Die Telefónica Deutschland darf auch keine einfachen Informationen über Kundenverträge im Mobilfunk an die Schufa weiterreichen. Das ergab ein Urteil des Landgerichts München I(öffnet im neuen Fenster) , wie die Verbraucherzentrale Nordrhein-Westfalen am 16. Mai 2023 verkündete. "Das ist ein wichtiges Urteil für Millionen vertragstreuer Mobilfunkkunden" , sagte Wolfgang Schuldzinski, Vorstand der Verbraucherzentrale Nordrhein-Westfalen.

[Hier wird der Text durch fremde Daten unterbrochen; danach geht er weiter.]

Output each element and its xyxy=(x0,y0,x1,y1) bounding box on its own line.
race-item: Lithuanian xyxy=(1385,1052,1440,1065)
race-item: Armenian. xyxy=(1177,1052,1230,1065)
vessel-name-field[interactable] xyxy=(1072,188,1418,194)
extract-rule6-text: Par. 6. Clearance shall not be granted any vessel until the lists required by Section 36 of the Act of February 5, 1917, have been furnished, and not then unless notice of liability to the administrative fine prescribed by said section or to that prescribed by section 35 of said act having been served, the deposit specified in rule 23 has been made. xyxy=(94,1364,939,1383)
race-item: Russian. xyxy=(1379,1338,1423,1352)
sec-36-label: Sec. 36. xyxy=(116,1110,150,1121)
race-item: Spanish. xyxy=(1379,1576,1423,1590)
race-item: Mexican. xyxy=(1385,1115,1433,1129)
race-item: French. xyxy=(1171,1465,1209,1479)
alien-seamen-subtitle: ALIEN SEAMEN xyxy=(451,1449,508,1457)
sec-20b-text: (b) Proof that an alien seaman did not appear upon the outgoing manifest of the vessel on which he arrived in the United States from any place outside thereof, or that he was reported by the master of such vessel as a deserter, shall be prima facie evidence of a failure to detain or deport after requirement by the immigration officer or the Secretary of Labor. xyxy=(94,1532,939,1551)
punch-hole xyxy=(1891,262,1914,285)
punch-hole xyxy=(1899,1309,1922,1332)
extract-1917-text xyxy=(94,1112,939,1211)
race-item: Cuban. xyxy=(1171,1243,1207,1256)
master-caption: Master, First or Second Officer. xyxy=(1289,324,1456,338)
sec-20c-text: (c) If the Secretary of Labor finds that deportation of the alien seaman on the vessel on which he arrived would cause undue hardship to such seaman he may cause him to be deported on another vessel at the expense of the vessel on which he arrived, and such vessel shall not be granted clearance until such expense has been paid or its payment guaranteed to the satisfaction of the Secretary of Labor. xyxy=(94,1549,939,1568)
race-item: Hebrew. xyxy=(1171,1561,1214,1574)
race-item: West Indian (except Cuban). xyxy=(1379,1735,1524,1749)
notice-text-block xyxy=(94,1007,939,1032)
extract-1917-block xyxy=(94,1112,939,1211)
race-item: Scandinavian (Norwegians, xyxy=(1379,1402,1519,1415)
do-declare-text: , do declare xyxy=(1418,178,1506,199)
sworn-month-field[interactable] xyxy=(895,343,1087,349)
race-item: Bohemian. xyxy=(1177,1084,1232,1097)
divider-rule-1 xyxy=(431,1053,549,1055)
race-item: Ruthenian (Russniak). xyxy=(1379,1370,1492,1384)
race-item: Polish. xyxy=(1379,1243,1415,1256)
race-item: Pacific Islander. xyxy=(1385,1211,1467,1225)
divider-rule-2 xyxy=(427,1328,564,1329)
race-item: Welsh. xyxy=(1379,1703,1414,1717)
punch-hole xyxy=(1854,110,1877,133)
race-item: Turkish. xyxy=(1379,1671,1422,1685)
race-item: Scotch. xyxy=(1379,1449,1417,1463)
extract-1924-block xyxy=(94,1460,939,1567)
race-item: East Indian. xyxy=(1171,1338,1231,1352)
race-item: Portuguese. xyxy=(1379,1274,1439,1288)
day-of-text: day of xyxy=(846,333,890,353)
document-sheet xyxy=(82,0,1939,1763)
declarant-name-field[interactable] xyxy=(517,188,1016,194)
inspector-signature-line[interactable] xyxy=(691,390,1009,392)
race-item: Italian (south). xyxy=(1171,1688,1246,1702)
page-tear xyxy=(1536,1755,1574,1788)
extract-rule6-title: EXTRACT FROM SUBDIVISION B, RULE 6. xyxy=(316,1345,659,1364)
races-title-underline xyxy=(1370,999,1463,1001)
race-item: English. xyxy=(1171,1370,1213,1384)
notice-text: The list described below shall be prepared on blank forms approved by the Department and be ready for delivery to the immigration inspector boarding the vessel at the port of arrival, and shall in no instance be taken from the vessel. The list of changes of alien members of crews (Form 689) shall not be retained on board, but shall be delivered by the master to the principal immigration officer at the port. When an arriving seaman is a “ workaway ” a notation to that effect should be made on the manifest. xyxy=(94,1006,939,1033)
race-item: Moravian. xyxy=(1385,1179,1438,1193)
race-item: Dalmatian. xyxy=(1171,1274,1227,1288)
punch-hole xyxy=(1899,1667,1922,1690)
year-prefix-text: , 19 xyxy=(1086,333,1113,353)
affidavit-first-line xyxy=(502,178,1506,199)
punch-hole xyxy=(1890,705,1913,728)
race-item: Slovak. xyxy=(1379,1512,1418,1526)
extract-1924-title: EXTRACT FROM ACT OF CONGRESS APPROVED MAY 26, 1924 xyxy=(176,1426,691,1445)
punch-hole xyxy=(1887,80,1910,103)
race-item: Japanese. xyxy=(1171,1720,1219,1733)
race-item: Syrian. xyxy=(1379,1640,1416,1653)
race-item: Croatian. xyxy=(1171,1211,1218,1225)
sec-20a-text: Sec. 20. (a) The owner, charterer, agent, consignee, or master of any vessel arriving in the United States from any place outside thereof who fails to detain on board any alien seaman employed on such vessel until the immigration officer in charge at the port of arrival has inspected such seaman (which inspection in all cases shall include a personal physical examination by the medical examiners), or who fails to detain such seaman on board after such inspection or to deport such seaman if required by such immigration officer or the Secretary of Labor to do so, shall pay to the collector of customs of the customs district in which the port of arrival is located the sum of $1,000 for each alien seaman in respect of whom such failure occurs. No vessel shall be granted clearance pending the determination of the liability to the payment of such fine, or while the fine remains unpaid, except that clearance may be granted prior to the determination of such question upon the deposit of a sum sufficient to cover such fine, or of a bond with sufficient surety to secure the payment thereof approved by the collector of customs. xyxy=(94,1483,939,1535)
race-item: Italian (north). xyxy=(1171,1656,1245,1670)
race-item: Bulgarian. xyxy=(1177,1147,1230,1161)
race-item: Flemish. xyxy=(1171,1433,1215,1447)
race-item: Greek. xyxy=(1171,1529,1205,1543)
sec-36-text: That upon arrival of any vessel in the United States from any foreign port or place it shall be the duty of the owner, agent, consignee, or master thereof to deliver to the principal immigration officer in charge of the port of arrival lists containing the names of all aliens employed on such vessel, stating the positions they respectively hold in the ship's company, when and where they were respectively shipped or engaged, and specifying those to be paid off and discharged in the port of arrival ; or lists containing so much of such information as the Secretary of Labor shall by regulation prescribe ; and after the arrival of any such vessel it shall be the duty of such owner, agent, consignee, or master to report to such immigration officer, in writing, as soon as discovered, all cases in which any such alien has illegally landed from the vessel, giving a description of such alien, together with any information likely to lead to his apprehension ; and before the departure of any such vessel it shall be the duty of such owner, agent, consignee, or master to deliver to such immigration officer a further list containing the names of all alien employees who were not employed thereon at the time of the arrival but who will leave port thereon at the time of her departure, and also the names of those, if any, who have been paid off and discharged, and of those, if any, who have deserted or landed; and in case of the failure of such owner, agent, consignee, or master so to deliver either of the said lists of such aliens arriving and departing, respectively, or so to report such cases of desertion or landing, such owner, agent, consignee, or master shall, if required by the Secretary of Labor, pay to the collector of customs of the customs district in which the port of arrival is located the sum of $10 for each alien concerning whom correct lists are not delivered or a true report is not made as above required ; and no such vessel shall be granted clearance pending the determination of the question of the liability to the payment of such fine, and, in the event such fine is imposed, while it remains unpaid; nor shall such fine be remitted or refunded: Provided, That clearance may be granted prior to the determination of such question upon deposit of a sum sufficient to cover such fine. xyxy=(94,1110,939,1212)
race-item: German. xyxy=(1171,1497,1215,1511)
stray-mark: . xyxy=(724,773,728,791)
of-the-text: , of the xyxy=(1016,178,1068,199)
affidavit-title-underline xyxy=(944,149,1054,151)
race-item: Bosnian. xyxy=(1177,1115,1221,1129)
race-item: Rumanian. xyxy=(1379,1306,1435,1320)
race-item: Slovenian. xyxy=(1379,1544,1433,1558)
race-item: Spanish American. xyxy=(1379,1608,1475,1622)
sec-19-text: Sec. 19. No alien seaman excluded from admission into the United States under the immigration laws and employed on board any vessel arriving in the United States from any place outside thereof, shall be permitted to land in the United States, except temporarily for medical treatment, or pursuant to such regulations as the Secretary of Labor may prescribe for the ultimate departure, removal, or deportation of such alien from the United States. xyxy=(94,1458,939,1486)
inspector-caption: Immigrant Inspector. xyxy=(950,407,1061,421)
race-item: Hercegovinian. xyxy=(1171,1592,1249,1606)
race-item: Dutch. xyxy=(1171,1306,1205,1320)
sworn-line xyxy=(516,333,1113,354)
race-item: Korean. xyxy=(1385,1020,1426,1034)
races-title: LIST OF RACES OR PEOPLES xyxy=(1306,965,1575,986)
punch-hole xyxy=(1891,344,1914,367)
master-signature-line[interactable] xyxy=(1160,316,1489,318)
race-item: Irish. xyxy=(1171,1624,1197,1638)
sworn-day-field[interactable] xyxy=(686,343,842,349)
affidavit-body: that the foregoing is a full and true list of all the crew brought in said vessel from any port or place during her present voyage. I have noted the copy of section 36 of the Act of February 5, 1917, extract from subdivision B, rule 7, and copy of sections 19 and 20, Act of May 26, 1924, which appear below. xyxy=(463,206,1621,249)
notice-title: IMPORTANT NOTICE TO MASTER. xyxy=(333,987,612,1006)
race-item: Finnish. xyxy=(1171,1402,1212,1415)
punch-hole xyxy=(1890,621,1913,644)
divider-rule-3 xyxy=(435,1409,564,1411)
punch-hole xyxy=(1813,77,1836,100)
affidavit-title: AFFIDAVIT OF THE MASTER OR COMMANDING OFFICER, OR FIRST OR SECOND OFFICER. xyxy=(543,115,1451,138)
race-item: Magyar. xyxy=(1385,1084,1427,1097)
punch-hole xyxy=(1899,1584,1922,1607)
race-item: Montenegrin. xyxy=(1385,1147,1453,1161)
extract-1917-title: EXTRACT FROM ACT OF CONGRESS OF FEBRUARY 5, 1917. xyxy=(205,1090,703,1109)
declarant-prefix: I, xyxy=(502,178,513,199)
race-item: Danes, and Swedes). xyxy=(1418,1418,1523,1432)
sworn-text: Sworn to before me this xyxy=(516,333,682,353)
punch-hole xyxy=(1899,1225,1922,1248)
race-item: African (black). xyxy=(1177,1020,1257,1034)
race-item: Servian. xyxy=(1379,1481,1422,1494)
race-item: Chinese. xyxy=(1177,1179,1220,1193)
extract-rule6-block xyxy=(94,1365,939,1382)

"Denn nun sind sie davor geschützt, dass ihre Daten ohne ihre Einwilligung in die Hände von Schufa und Co. fallen."
Weniger vertrauenswürdig
Sogenannte Positivdaten enthalten Angaben zu einem Vertragsschluss mit Mobilfunkanbietern und dessen Datum. Anders als bei den Negativdaten geht es hier nicht um Zahlungsrückstände. Trotzdem sei die Übermittlung eben nicht harmlos: "Jede Information über Verbraucher kann Folgen haben" , erklärte Schuldzinski.
"Wer mehrere Mobilfunkverträge hat oder diese häufig wechselt, gilt unter Umständen als weniger vertrauenswürdig und erhält deswegen keinen Vertrag, auch wenn alle Rechnungen pünktlich bezahlt worden sind" , sagte er.
Das Landgericht München I hat bestätigt, dass die Positivdaten nicht an die Schufa weitergegeben werden dürfen. Die bisherige Praxis von Telefonica verstoße gegen die Datenschutz-Grundverordnung. Das Urteil vom 25. März 2023 (Az. 33 O 5976/22) ist noch nicht rechtskräftig. Die Verbraucherschützer hatten im Juli 2022 auch Klage gegen die Deutsche Telekom und Vodafone wegen der Datenweitergabe eingereicht.